Macaque BTN3A genes are conserved orthologs of the human γδ T cell modulators
N. de Groot (Rijswijk, NL)
Butyrophilins (BTN) share structural homology with B7 family members at the extracellular domain level but have in contrast to B7 mostly an extracellular B30.2 signalling part domain. BTN3A play a central role in modulation of γδ T cells, which are highly frequent in gut and mucosal tissues. For example, BTN3A1 activates Vγ9Vδ2 T-cells by phosphoantigen binding, and seems to have diverse additional functions. Since BTN3A genes are not present in the mouse, macaques are an important model species to study functional aspects of these, not yet well understood molecules. In the extended HLA region three BTN3A genes are located; BTN3A1, BTN3A2 and BTN3A3, which could also be defined in rhesus macaques. cDNA analyses showed that all three BTN3A genes are transcribed in PBMC’s and colon tissues. In contrast to humans, rhesus monkeys have an additional gene, BTN3A3-like, which, however, appears to a pseudogene. Genomic DNA and cDNA analysis of 32 rhesus macaques belonging to two families proved that all four genes show modest allelic variation, and at least 12 BTN3A haplotypes could be defined. Analyses of these alleles showed their co-segregation with MHC alleles with the exception of two MHC homozygous individuals, which are heterozygous for BTN3A genes. Our results indicate that rhesus macaque BTN3A genes are localized indeed on the extended MHC as in humans. Additionally, BTN3A transcripts of both species cluster together in the phylogenetic tree, and it can therefore be assumed that the genes represent true orthologs. Based on the comparable function of certain subsets of γδ T cells in human and non-human primates and the high level of similarity of the BTN3A molecules shown here, divers experiments can be thought of as proliferation studies with humanized γδ T cells and inhibition experiments with monoclonal antibodies in cancer research.
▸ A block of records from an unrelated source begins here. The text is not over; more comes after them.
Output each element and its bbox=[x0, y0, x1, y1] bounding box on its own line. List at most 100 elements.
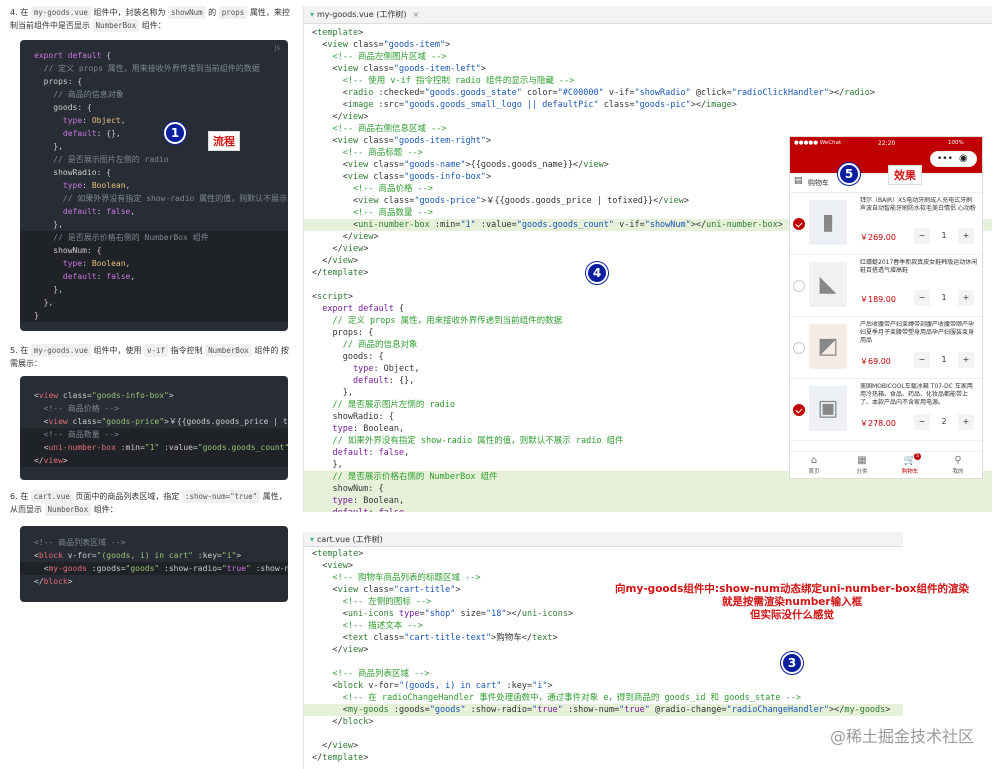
goods-item[interactable]: ▮ 拜尔（BAIR）X5电动牙刷成人充电式牙刷声波自动智能牙刷防水软毛美白情侣 心… bbox=[790, 194, 982, 255]
code-block-props: js export default { // 定义 props 属性，用来接收外… bbox=[20, 40, 288, 331]
goods-radio[interactable] bbox=[793, 342, 805, 354]
code-line: goods: { bbox=[34, 103, 92, 112]
goods-name: 红蜻蜓2017春季新款真皮女鞋韩版运动休闲鞋百搭透气增高鞋 bbox=[860, 259, 978, 274]
editor-cart: ▾ cart.vue (工作树) <template> <view> <!-- 购… bbox=[303, 532, 903, 769]
phone-preview: ●●●●● WeChat 22:20 100% ••• ◉ ▤ 购物车 ▮ 拜尔（… bbox=[789, 136, 983, 479]
minus-button[interactable]: − bbox=[914, 228, 930, 244]
code-line: <!-- 商品右侧信息区域 --> bbox=[312, 124, 447, 134]
plus-button[interactable]: + bbox=[958, 228, 974, 244]
cart-title: ▤ 购物车 bbox=[790, 173, 982, 193]
more-icon[interactable]: ••• bbox=[937, 154, 953, 164]
code-line: <!-- 商品左侧图片区域 --> bbox=[312, 52, 447, 62]
goods-image: ◩ bbox=[809, 324, 847, 369]
code-line: <view class="goods-item"> bbox=[312, 40, 451, 50]
code-line: <image :src="goods.goods_small_logo || d… bbox=[312, 100, 737, 110]
close-target-icon[interactable]: ◉ bbox=[959, 153, 968, 164]
code-block-template: <view class="goods-info-box"> <!-- 商品价格 … bbox=[20, 376, 288, 480]
number-box[interactable]: −1 + bbox=[914, 352, 974, 368]
code-line: showRadio: { bbox=[34, 168, 112, 177]
minus-button[interactable]: − bbox=[914, 290, 930, 306]
editor-tab-my-goods[interactable]: ▾ my-goods.vue (工作树) × bbox=[304, 6, 992, 24]
editor-code-lines[interactable]: <template> <view> <!-- 购物车商品列表的标题区域 --> … bbox=[304, 547, 903, 764]
code-line: <template> bbox=[312, 549, 364, 559]
code-line: }, bbox=[20, 296, 288, 309]
editor-tab-cart[interactable]: ▾ cart.vue (工作树) bbox=[304, 532, 903, 547]
tab-1[interactable]: ▦ 分类 bbox=[838, 454, 886, 475]
minus-button[interactable]: − bbox=[914, 352, 930, 368]
code-line: type: Boolean, bbox=[20, 257, 288, 270]
code-line: </template> bbox=[312, 753, 369, 763]
goods-radio[interactable] bbox=[793, 218, 805, 230]
goods-radio[interactable] bbox=[793, 280, 805, 292]
code-line: default: false, bbox=[62, 207, 136, 216]
plus-button[interactable]: + bbox=[958, 290, 974, 306]
code-line: <view class="goods-price">￥{{goods.goods… bbox=[34, 417, 288, 426]
goods-item[interactable]: ▣ 美国MOBICOOL车载冰箱 T07-DC 车家两用冷热箱、食品、药品、化妆品… bbox=[790, 380, 982, 441]
goods-image: ▣ bbox=[809, 386, 847, 431]
tab-label: 购物车 bbox=[901, 469, 919, 475]
tab-icon: ▦ bbox=[857, 455, 867, 466]
minus-button[interactable]: − bbox=[914, 414, 930, 430]
vue-file-icon: ▾ bbox=[310, 535, 315, 544]
goods-price: ￥189.00 bbox=[860, 295, 896, 304]
goods-name: 美国MOBICOOL车载冰箱 T07-DC 车家两用冷热箱、食品、药品、化妆品都… bbox=[860, 383, 973, 406]
tab-0[interactable]: ⌂ 首页 bbox=[790, 454, 838, 475]
tab-icon: 🛒 bbox=[903, 455, 917, 466]
code-line: <block v-for="(goods, i) in cart" :key="… bbox=[312, 681, 553, 691]
quantity-value[interactable]: 2 bbox=[934, 414, 954, 430]
capsule-menu[interactable]: ••• ◉ bbox=[930, 151, 977, 167]
goods-radio[interactable] bbox=[793, 404, 805, 416]
code-block-cart: <!-- 商品列表区域 --> <block v-for="(goods, i) … bbox=[20, 526, 288, 602]
code-line: type: Object, bbox=[62, 116, 126, 125]
code-line: <my-goods :goods="goods" :show-radio="tr… bbox=[20, 562, 288, 575]
code-line: </view> bbox=[312, 112, 369, 122]
code-line: </block> bbox=[312, 717, 374, 727]
close-icon[interactable]: × bbox=[412, 10, 419, 19]
tab-bar: ⌂ 首页 ▦ 分类 🛒 购物车 5 ⚲ 我的 bbox=[790, 451, 982, 478]
quantity-value[interactable]: 1 bbox=[934, 228, 954, 244]
watermark: @稀土掘金技术社区 bbox=[829, 727, 974, 746]
code-line: <text class="cart-title-text">购物车</text> bbox=[312, 633, 558, 643]
code-line: <uni-number-box :min="1" :value="goods.g… bbox=[20, 441, 288, 454]
effect-label: 效果 bbox=[888, 165, 922, 185]
flow-label: 流程 bbox=[208, 131, 240, 151]
status-bar: ●●●●● WeChat 22:20 100% ••• ◉ bbox=[790, 137, 982, 173]
number-box[interactable]: −1 + bbox=[914, 290, 974, 306]
goods-item[interactable]: ◩ 产后收腹带产妇束缚带剖腹产收腹带顺产孕妇夏季月子束腰带塑身用品孕产妇服装束身用… bbox=[790, 318, 982, 379]
tab-icon: ⚲ bbox=[954, 455, 962, 466]
code-line: // 是否展示价格右侧的 NumberBox 组件 bbox=[20, 231, 288, 244]
quantity-value[interactable]: 1 bbox=[934, 352, 954, 368]
code-line: // 商品的信息对象 bbox=[34, 90, 124, 99]
step-badge-4: 4 bbox=[586, 262, 608, 284]
code-line: <!-- 商品列表区域 --> bbox=[312, 669, 430, 679]
step-badge-1: 1 bbox=[164, 122, 186, 144]
code-line: <view class="goods-info-box"> bbox=[34, 391, 174, 400]
code-line: </view> bbox=[312, 741, 359, 751]
code-line: type: Boolean, bbox=[62, 181, 131, 190]
goods-price: ￥69.00 bbox=[860, 357, 891, 366]
goods-name: 产后收腹带产妇束缚带剖腹产收腹带顺产孕妇夏季月子束腰带塑身用品孕产妇服装束身用品 bbox=[860, 321, 975, 344]
plus-button[interactable]: + bbox=[958, 352, 974, 368]
code-line: <view class="goods-item-left"> bbox=[312, 64, 487, 74]
tab-label: 分类 bbox=[856, 469, 868, 475]
tab-3[interactable]: ⚲ 我的 bbox=[934, 454, 982, 475]
goods-item[interactable]: ◣ 红蜻蜓2017春季新款真皮女鞋韩版运动休闲鞋百搭透气增高鞋 ￥189.00 −1 + bbox=[790, 256, 982, 317]
code-line: }, bbox=[34, 220, 63, 229]
number-box[interactable]: −2 + bbox=[914, 414, 974, 430]
quantity-value[interactable]: 1 bbox=[934, 290, 954, 306]
plus-button[interactable]: + bbox=[958, 414, 974, 430]
number-box[interactable]: −1 + bbox=[914, 228, 974, 244]
tab-2[interactable]: 🛒 购物车 5 bbox=[886, 453, 934, 475]
code-line: default: false, bbox=[304, 507, 992, 512]
lang-tag: js bbox=[274, 44, 280, 52]
shop-icon: ▤ bbox=[794, 176, 803, 186]
code-line: showNum: { bbox=[304, 483, 992, 495]
code-line: // 如果外界没有指定 show-radio 属性的值，则默认不展示 bbox=[34, 194, 288, 203]
step-badge-3: 3 bbox=[781, 652, 803, 674]
vue-file-icon: ▾ bbox=[310, 10, 315, 19]
goods-price: ￥278.00 bbox=[860, 419, 896, 428]
step-4-text: 4. 在 my-goods.vue 组件中，封装名称为 showNum 的 pr… bbox=[10, 6, 290, 32]
doc-panel: 4. 在 my-goods.vue 组件中，封装名称为 showNum 的 pr… bbox=[0, 0, 297, 769]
Unprecedented Killer Immunoglobulin-like Receptor (KIR) gene polymorphisms in rhesus macaques
J. Bruijnesteijn (Rijswijk, NL)
The killer-cell immunoglobulin-like receptors (KIR) are highly polymorphic immune-regulating receptors, which are expressed on NK-cells and subsets of T-cells in humans and non-human primates. The receptors are classified in different lineages (I, II, III and V) based on their structure. The KIR genes display copy number variation and allelic polymorphism. This makes it challenging to identify all different KIR alleles and define complete haplotypes. Multiple studies have described genomic DNA based KIR haplotypes in different species using the conventional sequencing methods (Sanger and 454 sequencing). In humans, this revealed two haplotypic organisations: the mainly inhibitory haplotype A or the more activating haplotype B. In rhesus macaques, a species used in biomedical research as a model for several human diseases, this haplotypic distribution of KIR genes is absent. Additionally, in humans an expansion of lineage III KIR genes is observed, whereas in macaques lineage II KIR show an extreme expansion. In this study, single-molecule real-time (SMRT) sequencing was performed on the Pacific Biosciences’ (PacBio) Sequel to characterize transcribed lineage II KIRs in out-bred rhesus macaque families. Per animal, about 4,000 to 10,000 full-length reads were obtained. To verify that the complete KIR genotype was identified, the samples were run in duplicate with two different primer pairs. The results confirm an extreme plasticity of the KIR system in macaques. A huge gene content variation is observed resulting in different gene configurations, reflected by gene copy variation and polymorphism of both activating and inhibitory KIRs. Next to identifying novel mamu-KIR alleles (N=45) and two previously uncharacterized genes, we were able to define haplotypes based on full-length cDNA sequences. The results suggest that the KIR gene system, at least in macaques, is even more complex than the MHC gene system, which was always considered to be the most complex gene family in the animal kingdom.